I want to offer anything I can to help.
I am at a loss for any profound offerings of words. I'm sad that you may leave or that someone wants you to leave. Whatever the case, you are cared for, very much so.:rose:
 
As a perfect son of imperfect creation, which is just a fancy way of saying I am a man with a heart, I just want to say....

Live a little, learn a little, learn a little. It seems to be all I can do.

(hug)

Your words touch me.
 
Love Under Will

"Dhalgren" wrote:
> Your goal is to do anything to make me stop writing here.

Your answers are unsatisfactory, and you have yet to apologize for your recent lapses of consciousness. If you wish me to remain tolerant of your fondness for this place, you will take responsibility for your actions, you will accept your own consequences, and you will prove your devotion, right here.
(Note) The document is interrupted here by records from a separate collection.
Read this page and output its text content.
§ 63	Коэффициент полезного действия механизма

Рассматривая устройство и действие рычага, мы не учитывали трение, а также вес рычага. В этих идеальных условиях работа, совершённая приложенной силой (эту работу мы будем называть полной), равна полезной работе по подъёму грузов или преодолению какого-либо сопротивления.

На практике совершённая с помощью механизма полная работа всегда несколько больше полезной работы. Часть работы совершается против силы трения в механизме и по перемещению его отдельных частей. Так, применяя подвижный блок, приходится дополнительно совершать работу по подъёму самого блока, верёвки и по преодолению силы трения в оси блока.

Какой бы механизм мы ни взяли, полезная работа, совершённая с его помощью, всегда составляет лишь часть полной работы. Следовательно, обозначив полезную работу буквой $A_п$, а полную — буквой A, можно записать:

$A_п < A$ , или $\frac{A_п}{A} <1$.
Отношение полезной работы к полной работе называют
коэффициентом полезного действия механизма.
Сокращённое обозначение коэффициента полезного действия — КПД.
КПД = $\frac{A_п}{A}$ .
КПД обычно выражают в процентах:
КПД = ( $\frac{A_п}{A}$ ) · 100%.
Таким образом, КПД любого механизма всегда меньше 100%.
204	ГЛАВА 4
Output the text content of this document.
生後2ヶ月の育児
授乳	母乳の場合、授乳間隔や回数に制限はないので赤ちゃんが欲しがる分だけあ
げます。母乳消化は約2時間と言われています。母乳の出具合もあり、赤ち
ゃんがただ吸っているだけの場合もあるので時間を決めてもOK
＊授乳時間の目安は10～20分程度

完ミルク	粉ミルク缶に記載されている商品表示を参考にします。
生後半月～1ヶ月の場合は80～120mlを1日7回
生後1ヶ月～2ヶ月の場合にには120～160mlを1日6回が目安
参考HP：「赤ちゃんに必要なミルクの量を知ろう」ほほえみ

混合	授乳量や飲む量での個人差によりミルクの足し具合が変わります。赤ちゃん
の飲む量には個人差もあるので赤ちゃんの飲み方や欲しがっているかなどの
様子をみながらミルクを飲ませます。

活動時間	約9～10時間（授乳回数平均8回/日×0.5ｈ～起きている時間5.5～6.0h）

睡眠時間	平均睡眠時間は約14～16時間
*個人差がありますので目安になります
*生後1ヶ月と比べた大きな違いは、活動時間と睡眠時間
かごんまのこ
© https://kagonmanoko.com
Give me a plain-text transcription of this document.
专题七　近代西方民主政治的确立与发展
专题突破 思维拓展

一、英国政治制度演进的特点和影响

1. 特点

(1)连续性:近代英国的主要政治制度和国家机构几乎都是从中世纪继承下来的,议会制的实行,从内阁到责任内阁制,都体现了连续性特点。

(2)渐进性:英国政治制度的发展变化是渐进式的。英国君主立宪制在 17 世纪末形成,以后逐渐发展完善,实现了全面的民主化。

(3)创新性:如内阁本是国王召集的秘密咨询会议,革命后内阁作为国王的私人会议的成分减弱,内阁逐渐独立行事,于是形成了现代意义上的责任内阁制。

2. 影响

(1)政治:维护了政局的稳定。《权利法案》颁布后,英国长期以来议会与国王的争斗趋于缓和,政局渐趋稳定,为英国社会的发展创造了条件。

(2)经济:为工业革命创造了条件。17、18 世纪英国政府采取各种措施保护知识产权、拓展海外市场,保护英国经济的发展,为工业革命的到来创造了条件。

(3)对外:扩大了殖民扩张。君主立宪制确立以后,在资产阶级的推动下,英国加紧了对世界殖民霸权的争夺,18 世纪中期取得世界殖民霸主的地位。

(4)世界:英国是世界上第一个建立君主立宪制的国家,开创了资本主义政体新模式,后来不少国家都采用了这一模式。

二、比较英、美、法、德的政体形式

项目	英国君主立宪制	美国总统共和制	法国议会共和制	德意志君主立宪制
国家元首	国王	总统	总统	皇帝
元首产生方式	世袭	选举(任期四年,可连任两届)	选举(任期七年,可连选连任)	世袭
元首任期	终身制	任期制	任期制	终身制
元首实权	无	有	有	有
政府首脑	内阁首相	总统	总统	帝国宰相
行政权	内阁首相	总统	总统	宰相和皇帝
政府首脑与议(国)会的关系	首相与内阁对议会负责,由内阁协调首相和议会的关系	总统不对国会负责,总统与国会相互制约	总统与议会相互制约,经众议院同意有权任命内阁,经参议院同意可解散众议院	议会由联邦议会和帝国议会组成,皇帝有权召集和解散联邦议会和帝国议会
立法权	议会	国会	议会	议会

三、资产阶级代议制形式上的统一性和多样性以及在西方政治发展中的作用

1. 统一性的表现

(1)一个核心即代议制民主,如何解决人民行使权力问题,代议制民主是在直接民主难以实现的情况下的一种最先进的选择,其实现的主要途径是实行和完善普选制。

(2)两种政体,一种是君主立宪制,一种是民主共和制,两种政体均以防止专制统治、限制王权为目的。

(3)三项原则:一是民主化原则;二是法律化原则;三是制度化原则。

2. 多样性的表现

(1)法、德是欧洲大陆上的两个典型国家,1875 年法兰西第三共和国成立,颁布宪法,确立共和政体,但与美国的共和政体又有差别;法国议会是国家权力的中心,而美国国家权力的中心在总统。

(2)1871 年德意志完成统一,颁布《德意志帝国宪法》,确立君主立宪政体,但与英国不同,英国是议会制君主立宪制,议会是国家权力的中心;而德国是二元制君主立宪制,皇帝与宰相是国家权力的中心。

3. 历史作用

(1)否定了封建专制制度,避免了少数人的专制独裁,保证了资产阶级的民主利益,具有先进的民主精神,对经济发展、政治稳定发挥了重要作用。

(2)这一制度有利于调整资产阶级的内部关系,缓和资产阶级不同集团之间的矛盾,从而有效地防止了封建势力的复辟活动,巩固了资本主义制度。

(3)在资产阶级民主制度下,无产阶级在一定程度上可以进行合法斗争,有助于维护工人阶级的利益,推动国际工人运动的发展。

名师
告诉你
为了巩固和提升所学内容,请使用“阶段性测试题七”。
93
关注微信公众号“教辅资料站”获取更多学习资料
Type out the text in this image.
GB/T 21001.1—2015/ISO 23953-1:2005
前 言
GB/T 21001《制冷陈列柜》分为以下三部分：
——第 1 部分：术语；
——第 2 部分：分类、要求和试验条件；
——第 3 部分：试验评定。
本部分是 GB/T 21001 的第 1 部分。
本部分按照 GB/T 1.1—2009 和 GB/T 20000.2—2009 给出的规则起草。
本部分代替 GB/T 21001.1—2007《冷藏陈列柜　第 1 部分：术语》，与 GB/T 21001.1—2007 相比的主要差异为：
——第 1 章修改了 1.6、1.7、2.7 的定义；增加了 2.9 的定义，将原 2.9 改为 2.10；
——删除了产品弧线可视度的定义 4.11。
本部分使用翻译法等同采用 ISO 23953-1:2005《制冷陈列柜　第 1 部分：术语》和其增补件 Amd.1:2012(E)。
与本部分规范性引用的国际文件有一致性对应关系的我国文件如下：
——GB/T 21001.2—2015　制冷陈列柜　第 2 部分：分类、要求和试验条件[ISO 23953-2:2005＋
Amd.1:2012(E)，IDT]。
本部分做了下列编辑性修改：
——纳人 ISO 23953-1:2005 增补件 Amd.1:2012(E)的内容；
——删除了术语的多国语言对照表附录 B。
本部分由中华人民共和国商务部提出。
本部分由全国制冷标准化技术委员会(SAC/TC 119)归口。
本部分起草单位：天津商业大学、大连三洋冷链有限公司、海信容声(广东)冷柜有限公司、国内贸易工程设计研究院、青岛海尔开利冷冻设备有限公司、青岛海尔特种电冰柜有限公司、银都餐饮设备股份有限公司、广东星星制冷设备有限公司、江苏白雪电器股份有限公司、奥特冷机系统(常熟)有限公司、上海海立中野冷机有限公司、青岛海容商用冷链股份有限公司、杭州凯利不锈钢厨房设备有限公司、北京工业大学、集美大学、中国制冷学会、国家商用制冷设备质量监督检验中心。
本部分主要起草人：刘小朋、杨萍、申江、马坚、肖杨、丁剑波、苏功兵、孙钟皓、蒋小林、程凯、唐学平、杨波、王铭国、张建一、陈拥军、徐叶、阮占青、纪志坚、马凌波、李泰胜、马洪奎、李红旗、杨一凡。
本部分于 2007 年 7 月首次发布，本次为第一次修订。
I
You know exactly what to do.

- mM
 
Oh good. This is the perfect place for any mate to prove their devotion. You're a bit of a control freak, Mister Man. Go talk to your wife privately and stop bringing this shit to the board. It's gone beyond innappropriate and straight into scary now.

Remain tolerant? God, I'd be happy if you remained on some other little corner of cyber space. Just what happens if you are no longer tolerant? Do you leave her? From what I've read that may not be such a bad thing after all.

Or maybe you'll just tie her to the piano with a full bladder and bang out Bach.
 
that's really weird....are they like in the same house...posting crap back and forth?